N-glycan microheterogeneity regulates interactions of plasma proteins

Abstract

Altered glycosylation patterns of plasma proteins are associated with autoimmune disorders and pathogenesis of various cancers. Elucidating glycoprotein microheterogeneity and relating subtle changes in the glycan structural repertoire to changes in protein–protein, or protein–small molecule interactions, remains a significant challenge in glycobiology. Here, we apply mass spectrometry-based approaches to elucidate the global and site-specific microheterogeneity of two plasma proteins: α1-acid glycoprotein (AGP) and haptoglobin (Hp). We then determine the dissociation constants of the anticoagulant warfarin to different AGP glycoforms and reveal how subtle N-glycan differences, namely, increased antennae branching and terminal fucosylation, reduce drug-binding affinity.

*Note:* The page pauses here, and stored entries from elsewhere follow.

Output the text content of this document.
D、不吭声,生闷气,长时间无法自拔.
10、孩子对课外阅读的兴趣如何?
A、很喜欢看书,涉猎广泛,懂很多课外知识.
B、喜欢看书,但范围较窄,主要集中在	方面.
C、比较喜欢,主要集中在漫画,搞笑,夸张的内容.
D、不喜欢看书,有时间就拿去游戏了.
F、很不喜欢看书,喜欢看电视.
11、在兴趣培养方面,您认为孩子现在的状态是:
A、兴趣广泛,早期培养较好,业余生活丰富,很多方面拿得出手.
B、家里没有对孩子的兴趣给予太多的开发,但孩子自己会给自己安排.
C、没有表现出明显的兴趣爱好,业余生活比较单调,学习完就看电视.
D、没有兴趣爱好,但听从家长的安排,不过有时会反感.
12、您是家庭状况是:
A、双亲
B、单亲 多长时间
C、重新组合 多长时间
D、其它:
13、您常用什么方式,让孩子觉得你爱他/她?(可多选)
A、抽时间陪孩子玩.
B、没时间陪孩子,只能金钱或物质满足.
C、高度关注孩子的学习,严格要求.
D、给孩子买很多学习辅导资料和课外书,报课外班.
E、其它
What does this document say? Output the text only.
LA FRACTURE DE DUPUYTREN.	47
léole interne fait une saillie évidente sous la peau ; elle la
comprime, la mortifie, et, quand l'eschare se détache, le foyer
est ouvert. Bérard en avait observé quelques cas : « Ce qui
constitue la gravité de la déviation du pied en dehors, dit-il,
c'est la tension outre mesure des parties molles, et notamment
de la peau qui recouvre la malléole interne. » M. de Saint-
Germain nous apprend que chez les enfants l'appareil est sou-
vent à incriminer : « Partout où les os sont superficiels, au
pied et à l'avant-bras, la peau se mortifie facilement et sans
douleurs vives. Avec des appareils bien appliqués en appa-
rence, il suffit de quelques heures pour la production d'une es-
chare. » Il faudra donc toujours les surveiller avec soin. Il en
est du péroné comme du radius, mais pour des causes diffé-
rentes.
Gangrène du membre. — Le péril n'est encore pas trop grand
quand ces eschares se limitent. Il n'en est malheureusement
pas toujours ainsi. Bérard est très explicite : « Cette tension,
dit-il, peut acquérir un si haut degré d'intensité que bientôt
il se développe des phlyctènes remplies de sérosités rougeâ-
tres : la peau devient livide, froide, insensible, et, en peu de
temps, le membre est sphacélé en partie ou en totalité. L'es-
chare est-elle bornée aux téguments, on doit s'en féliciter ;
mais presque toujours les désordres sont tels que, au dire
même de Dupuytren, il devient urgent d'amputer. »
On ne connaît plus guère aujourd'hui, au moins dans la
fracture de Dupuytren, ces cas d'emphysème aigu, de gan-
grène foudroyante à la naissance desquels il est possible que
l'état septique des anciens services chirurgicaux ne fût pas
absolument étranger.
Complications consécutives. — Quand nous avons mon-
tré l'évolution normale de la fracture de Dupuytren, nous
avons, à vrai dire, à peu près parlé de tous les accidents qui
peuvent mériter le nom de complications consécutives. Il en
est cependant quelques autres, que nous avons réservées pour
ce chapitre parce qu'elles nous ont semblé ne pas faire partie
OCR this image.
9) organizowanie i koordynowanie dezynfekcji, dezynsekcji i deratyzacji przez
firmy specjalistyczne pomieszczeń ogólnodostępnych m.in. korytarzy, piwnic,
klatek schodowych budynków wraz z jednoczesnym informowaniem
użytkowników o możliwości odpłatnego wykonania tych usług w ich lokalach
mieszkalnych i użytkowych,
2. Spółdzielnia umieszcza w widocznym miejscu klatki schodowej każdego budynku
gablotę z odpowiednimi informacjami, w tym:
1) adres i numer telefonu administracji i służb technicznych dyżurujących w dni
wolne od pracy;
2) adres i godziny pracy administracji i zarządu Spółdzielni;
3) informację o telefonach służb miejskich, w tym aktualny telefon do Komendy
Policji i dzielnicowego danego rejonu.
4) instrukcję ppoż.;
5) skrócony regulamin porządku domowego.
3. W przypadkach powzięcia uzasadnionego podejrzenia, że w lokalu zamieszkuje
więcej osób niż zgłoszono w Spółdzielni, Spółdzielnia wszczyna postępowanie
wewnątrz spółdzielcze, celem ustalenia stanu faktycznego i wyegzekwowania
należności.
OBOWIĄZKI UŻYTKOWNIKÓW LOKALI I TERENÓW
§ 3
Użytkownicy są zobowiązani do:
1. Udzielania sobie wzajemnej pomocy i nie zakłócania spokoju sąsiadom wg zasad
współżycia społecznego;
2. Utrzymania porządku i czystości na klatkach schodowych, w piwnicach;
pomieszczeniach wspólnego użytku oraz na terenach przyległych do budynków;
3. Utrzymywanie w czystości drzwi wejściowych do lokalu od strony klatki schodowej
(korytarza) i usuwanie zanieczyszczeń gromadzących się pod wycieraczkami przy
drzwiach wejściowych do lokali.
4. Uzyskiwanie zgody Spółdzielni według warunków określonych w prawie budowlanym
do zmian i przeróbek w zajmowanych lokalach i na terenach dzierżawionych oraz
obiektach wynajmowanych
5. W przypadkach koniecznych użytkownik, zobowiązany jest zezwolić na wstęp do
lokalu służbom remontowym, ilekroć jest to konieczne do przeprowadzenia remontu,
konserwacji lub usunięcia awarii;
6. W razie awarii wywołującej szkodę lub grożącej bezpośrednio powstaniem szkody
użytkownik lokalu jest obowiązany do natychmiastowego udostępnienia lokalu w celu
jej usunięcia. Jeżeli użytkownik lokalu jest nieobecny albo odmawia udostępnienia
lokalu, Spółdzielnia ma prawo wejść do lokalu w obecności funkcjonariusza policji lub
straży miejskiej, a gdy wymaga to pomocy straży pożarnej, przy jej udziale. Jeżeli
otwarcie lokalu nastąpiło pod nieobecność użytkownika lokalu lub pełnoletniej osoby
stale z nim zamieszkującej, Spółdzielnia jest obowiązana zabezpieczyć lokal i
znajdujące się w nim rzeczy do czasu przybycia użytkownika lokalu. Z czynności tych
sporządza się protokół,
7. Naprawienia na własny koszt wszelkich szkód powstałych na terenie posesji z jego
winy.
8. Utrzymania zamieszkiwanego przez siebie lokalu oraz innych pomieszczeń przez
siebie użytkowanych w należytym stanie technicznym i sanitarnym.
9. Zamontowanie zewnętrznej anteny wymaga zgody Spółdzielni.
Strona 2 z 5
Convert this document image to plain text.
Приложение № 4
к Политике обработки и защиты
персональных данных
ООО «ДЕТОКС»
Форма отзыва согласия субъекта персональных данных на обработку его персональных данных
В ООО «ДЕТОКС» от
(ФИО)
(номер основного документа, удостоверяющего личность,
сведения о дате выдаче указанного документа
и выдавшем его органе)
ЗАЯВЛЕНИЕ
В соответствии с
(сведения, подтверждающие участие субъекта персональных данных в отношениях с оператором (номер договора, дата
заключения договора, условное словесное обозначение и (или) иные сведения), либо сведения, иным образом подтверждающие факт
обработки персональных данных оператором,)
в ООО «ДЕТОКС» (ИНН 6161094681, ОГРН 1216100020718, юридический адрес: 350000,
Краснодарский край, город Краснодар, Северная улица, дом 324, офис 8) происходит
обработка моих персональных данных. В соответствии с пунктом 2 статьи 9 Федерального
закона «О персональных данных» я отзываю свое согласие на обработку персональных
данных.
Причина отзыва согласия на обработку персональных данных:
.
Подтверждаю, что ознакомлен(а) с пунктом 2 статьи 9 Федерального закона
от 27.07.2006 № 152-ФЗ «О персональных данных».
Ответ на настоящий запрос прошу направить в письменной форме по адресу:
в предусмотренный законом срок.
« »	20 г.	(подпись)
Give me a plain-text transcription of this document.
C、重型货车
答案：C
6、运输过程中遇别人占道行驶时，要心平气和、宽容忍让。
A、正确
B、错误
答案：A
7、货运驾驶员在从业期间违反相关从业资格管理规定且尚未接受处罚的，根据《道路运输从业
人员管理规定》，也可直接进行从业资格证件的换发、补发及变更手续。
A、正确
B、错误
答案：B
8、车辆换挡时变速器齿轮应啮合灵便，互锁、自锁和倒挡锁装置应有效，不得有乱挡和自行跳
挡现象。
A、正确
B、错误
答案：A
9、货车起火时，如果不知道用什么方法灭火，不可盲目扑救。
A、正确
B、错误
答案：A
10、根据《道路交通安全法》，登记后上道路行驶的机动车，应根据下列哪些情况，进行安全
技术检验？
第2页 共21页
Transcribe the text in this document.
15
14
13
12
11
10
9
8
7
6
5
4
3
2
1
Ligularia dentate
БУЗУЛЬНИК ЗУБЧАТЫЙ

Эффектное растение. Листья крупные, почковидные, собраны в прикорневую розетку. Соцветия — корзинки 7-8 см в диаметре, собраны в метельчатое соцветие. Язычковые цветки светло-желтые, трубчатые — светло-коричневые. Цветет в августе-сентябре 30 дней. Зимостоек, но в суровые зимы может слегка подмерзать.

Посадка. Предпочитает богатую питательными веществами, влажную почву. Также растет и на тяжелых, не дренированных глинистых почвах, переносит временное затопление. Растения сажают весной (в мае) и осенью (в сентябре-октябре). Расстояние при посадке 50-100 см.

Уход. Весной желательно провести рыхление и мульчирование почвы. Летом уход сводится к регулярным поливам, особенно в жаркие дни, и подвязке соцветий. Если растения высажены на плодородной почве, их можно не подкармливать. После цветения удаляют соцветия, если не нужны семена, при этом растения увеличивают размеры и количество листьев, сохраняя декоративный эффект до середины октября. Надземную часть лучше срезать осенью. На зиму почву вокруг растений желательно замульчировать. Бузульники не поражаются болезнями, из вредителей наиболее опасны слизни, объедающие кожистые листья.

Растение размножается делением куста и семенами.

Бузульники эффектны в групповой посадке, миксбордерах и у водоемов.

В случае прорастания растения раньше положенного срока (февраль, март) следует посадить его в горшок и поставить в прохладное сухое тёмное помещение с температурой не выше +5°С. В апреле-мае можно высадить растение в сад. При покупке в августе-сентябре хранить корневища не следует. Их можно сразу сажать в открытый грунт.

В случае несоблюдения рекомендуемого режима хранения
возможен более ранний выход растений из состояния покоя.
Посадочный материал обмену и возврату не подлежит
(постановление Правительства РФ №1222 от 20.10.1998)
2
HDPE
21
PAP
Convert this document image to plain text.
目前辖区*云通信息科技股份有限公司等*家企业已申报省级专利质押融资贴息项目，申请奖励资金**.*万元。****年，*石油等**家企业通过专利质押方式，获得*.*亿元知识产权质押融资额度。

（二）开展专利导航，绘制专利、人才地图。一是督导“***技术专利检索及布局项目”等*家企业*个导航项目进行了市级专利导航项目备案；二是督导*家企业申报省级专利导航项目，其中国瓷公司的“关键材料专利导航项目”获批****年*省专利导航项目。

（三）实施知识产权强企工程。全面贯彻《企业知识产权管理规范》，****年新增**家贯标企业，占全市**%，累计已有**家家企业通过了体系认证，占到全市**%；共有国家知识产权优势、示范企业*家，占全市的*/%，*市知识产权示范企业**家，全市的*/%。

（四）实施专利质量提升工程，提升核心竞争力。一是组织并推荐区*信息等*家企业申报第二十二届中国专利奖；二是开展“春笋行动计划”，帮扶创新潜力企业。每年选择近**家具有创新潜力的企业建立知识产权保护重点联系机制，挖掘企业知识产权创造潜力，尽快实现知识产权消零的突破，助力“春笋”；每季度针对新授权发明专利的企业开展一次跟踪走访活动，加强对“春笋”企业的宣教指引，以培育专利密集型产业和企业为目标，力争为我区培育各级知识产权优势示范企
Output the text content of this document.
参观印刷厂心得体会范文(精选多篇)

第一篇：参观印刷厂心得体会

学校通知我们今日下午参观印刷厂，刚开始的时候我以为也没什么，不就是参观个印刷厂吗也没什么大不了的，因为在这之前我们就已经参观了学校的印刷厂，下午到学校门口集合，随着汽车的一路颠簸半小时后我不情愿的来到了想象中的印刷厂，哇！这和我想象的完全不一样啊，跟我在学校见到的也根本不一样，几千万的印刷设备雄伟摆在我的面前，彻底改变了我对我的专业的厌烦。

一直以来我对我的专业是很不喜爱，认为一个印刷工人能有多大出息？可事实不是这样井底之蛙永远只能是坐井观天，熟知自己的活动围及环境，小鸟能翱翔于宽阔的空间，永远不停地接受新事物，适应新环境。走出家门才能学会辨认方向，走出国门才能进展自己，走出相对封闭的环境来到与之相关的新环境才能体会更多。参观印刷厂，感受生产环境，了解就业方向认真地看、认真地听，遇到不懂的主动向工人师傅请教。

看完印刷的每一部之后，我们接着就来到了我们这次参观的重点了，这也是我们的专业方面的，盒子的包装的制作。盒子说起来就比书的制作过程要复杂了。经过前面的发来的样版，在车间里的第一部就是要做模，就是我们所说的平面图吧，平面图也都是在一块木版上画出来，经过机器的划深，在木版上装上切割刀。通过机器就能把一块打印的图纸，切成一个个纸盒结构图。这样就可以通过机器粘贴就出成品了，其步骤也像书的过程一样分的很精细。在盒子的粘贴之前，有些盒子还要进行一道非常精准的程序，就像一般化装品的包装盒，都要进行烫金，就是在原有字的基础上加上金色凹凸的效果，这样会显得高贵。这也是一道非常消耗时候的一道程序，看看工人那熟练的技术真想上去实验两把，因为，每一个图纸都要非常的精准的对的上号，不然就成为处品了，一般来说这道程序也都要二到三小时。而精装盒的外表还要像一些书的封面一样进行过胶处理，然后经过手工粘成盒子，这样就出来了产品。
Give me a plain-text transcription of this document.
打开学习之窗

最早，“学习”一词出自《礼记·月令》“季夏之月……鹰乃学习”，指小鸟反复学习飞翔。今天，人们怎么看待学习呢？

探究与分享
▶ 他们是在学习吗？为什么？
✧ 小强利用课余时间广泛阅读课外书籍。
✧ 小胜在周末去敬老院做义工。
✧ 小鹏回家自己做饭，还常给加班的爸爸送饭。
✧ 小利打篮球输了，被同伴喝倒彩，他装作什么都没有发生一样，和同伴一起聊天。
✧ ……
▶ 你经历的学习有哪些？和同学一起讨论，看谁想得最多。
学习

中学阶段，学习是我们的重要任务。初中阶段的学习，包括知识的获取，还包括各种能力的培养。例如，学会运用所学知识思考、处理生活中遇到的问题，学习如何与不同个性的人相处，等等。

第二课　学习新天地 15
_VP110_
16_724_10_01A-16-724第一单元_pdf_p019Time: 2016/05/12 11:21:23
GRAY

Conversely, similar analysis of the haptoglobin–hemoglobin (Hp–Hb) complex reveals the contrary effects of fucosylation and N-glycan branching on Hp–Hb interactions. Taken together, our results not only elucidate how glycoprotein microheterogeneity regulates protein–drug/protein interactions but also inform the pharmacokinetics of plasma proteins, many of which are drug targets, and whose glycosylation status changes in various disease states.